Cable / Telecom News

Wireless newbies may come faster, cheaper, says report


MONTREAL – Thanks to technological advances (the gear is smaller and cheaper) and regulatory breaks (the rules are newcomer-friendly), Canadians may see additional wireless companies in the market pretty quickly once new spectrum is assigned, says a new report from the Seaboard Group.

The advanced wireless spectrum auction gets under way May 27 for the 1710-1755 and 2110-2155 MHz (AWS) frequencies but what’s still unknown is how much the eventual spectrum winners will have to spend – and how fast they can get going.

Estimates have been all over the place, with some saying it may take well over a billion dollars to build – and that it may take 18 to 24 months to get going.

According to a Seaboard report released today, however, “the estimates of how much will need to be spent, and how long it will take for new entrants to launch seem inflated. We expect that many commentators may have been unduly influenced by incumbent thinking. Our research suggests that many estimates have missed the mark.”

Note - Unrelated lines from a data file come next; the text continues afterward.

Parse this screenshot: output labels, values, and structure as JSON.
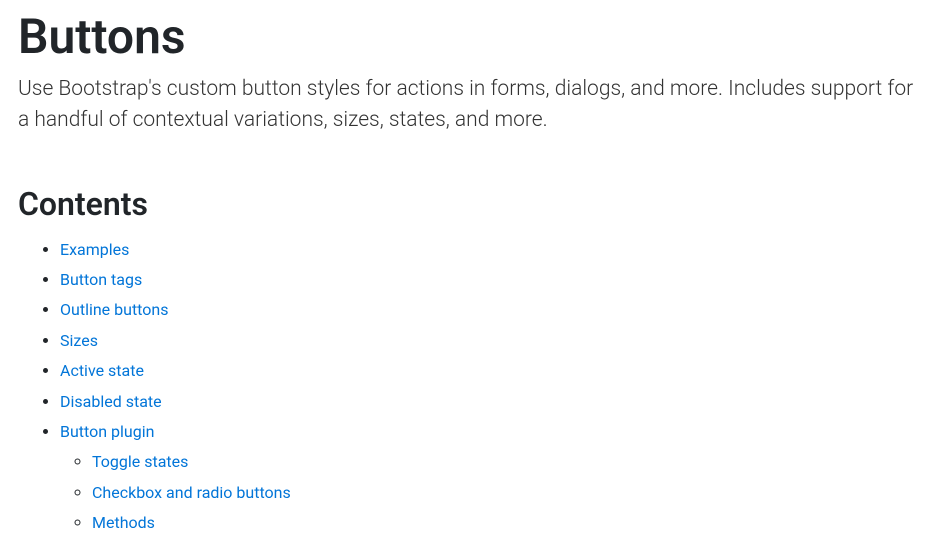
{
  "page": {
    "title": "Buttons",
    "lead": "Use Bootstrap's custom button styles for actions in forms, dialogs, and more. Includes support for a handful of contextual variations, sizes, states, and more."
  },
  "contents": {
    "heading": "Contents",
    "items": [
      {
        "label": "Examples"
      },
      {
        "label": "Button tags"
      },
      {
        "label": "Outline buttons"
      },
      {
        "label": "Sizes"
      },
      {
        "label": "Active state"
      },
      {
        "label": "Disabled state"
      },
      {
        "label": "Button plugin",
        "children": [
          {
            "label": "Toggle states"
          },
          {
            "label": "Checkbox and radio buttons"
          },
          {
            "label": "Methods"
          }
        ]
      }
    ]
  }
}
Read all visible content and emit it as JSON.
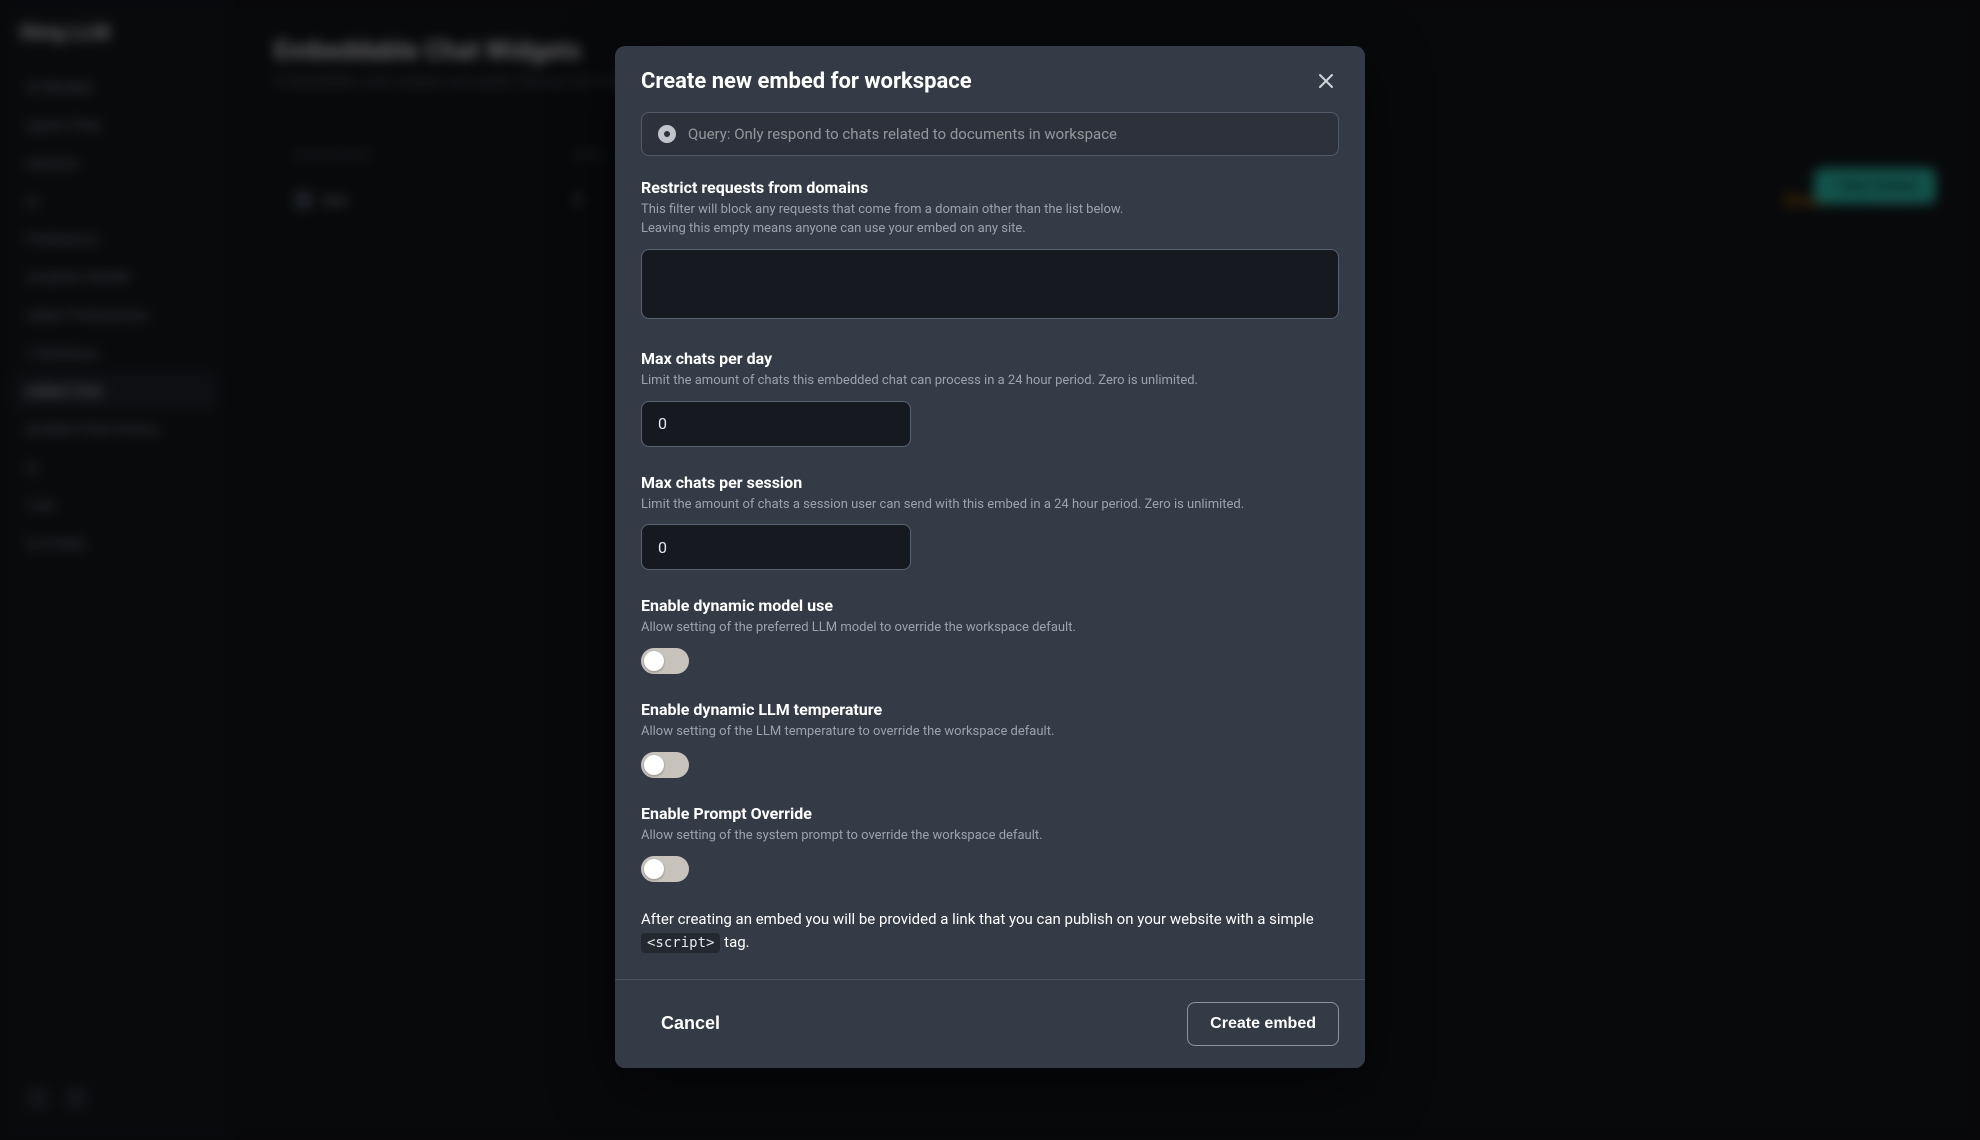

The research and consulting company says the time needed to construct and turn-up a new network may take less than 12 months and that $500 million might do the job of network-building.

After talking with network vendors and potential subcontractors, Seaboard says that technology has advanced so far and engineering has improved so that “signaling and radio gear that once filled a room and needed a crane to install now is the size of a compact washing machine (and moves on wheels),” reads the report.

“Importantly too, the regulatory climate has shifted. Industry Canada’s new conditions of tower-sharing and mandatory roaming have really changed the game. New entrants, having deployed their own systems to meet the roaming thresholds will have true national coverage on the first day – the new entrant coverage maps will be identical to incumbent coverage maps.”

Of course, notes the report’s authors, spectrum costs, marketing budgets and back office system costs would all be additional to that $500 million in infrastructure costs.

“But we also point out that it is entirely possible that the infrastructure costs could be a shared cost – several new entrants might elect to share physical facilities such that they can focus their energies and resources on building brands rather than filling the Canadian landscape with more towers,” reads the report.